Wednesday, October 20, 2010

Mad Ramblings

So.

I'm staring blankly at that little word above and trying to think of something to write that is epically magnificent, but here I still sit. My fingers tapping the keys, just TRYING to make something eloquent flow.

It's not happening.

Could it be that I have nothing on my mind? Far from it.

Could it be that I have TOO MUCH on my mind? That's more like it.

Could it be that I have no idea to wrap my head around what exactly is going on? THAT'S IT!!!

So I'm going to sit here and listen to Peter Gabriel and answer phones. And listen to customers go on and on about things that are beyond my control. (All this while I try to still wrap my mind around what I'm trying to say here...)

Basically, I am just not OK with life. Not in an emo way, I'm just fed up with the lie of it all. When you're born, you just take life for granted and you think you're untouchable. You watch Disney movies. Nothing bad or wrong is going to happen to you. That happens to other people, not you. So, when you're 17 and going through a major depression and you feel like it's your responsibility to make everybody happy and keep everyone together, you just shut down. You can't talk to anybody about it because "That happens to other people, not me." Even in the Christian community, you don't talk about depression because we have Jesus in our lives.
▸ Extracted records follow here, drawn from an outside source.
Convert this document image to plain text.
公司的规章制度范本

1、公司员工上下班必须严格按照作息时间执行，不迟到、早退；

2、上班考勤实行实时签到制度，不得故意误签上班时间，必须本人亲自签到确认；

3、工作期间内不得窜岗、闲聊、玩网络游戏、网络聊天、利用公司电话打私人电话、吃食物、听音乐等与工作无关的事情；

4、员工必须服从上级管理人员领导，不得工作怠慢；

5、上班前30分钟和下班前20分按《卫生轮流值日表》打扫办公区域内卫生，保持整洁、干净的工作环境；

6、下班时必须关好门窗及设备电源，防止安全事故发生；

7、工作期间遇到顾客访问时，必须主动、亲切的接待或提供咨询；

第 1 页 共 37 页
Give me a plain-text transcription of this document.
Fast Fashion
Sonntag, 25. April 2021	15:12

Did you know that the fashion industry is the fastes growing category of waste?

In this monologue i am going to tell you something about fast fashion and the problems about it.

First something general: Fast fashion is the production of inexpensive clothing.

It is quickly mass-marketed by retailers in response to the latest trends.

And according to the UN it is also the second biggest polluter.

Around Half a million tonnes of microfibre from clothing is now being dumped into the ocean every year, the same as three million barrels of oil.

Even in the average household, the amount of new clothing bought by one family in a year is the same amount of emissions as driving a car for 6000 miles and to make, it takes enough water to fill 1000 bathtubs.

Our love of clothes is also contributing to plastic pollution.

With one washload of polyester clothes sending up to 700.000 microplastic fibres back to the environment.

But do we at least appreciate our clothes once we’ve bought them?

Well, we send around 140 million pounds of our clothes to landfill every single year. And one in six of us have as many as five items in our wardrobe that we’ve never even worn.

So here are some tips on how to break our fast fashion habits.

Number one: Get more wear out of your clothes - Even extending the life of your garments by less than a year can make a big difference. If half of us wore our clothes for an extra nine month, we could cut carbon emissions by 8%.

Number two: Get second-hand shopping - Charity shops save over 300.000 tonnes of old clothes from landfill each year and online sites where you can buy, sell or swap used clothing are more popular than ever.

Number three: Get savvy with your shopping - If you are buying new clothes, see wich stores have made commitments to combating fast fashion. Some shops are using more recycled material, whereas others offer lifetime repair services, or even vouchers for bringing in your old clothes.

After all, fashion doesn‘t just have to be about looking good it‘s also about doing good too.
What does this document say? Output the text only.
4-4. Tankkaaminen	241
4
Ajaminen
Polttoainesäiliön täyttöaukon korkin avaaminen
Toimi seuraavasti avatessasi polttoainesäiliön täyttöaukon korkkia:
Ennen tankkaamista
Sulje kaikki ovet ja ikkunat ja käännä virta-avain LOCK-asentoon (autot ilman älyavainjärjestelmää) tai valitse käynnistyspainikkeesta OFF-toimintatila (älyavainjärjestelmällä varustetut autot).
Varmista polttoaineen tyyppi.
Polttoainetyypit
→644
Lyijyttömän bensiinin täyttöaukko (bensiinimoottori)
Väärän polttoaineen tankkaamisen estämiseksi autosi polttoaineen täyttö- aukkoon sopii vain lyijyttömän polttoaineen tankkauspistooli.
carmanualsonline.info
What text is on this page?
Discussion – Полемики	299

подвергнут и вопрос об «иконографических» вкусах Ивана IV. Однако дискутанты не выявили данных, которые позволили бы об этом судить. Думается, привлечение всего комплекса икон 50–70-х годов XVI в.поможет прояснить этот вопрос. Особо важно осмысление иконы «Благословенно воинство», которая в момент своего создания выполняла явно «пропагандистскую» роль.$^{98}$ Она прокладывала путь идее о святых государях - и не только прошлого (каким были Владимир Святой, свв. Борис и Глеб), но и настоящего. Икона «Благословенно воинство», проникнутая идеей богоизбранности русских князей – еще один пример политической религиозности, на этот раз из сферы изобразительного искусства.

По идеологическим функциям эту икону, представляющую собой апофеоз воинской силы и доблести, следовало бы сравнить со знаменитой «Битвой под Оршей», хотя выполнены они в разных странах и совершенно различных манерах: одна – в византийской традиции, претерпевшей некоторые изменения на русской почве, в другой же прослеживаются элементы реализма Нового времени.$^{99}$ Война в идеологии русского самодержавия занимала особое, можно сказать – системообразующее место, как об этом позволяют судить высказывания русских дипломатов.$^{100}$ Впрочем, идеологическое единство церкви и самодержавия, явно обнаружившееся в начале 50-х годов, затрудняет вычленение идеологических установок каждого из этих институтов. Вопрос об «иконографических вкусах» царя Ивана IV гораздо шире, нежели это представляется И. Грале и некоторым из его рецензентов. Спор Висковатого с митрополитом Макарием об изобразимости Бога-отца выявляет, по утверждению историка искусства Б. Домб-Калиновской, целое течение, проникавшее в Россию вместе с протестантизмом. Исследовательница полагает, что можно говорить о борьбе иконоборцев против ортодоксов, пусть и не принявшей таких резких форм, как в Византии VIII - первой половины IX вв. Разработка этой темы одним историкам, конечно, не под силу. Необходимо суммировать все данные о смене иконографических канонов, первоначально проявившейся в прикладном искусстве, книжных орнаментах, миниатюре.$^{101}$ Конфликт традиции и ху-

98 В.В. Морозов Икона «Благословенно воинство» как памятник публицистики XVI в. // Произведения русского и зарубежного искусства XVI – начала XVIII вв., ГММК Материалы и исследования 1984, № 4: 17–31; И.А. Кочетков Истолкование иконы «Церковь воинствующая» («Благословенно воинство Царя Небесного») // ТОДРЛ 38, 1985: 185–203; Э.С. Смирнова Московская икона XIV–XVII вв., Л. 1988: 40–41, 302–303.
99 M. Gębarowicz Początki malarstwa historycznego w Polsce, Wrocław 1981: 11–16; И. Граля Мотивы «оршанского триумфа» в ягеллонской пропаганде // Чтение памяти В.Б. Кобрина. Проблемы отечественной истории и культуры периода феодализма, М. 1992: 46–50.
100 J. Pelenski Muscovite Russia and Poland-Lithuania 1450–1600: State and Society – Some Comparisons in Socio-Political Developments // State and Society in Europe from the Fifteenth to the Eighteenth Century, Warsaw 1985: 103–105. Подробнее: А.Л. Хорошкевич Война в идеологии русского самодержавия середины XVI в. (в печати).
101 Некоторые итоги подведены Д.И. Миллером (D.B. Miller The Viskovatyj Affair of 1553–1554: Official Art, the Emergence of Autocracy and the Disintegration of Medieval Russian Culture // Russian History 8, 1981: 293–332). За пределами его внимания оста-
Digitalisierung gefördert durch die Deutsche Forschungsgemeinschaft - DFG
We're happy because we have Him. No frown zone. (I guess I should say religious community.) You just plaster on a smile and you pretend that everything is a-OK. You don't talk to people about about how you just can't take it so you physically punish yourself. You start dating someone because he's the only boy who has ever talked to you and you just think that he's as good as it's going to get. He tells you what you want to hear and he promises you the moon. You get married and go into baby mode because it's just the natural progression of life. You put up with being treated like crap and living paycheck to paycheck because it's better than crawling home to Mom and Dad. After 2 years of taking all you can take, you're crumpled up on the bedroom floor bawling because your divorce was finalized. You wake up next to your dog. People ask you how your ex is, and you tell them you have no idea because you're no longer together and they congratulate you. That makes you even more sad because part of you still cares for him. You put up with your family and friends telling you that you need to do this or that or the other. You put up with negative comments from people about almost everything you do.

(Now, please note. There have been some positives that have come out of the last few years. It hasn't been ALL bad, and most days I do very well. I'm just trying to paint a picture here.)

Then the other day, I woke up (next to the dog) and I thought to myself. "Who decided this?" Who decided that you're only fulfilled when you're with someone else? Who decided that you're engagement is only valid if you get a diamond? Who decided that you have to get married, have a house with with a white picket fence and 3 children who play soccer all by the time you're 30? Who decided that you have to have a college degree or a high paying job for your life to count?

Life sucks. Life is pain. We aren't owed anything. What we are owed, we won't even get because God, in His mercy, sent His Son to take it all for us!

Who decided that we're entitled to anything?

So, here it is in a nutshell. Life is bad with a few sprinkles of wonderful. I love my family, I love my dog, I love my friends. I'm actually starting to open up to the thought of loving someone again. I'm going to get through this, and I'm most likely going to get through it very unconventionally. But I'm going to get through it!

No body's better than anyone else. We're all screwed up. The more you try to cover it up, the more it will come out. Love one another, and just do the best you can.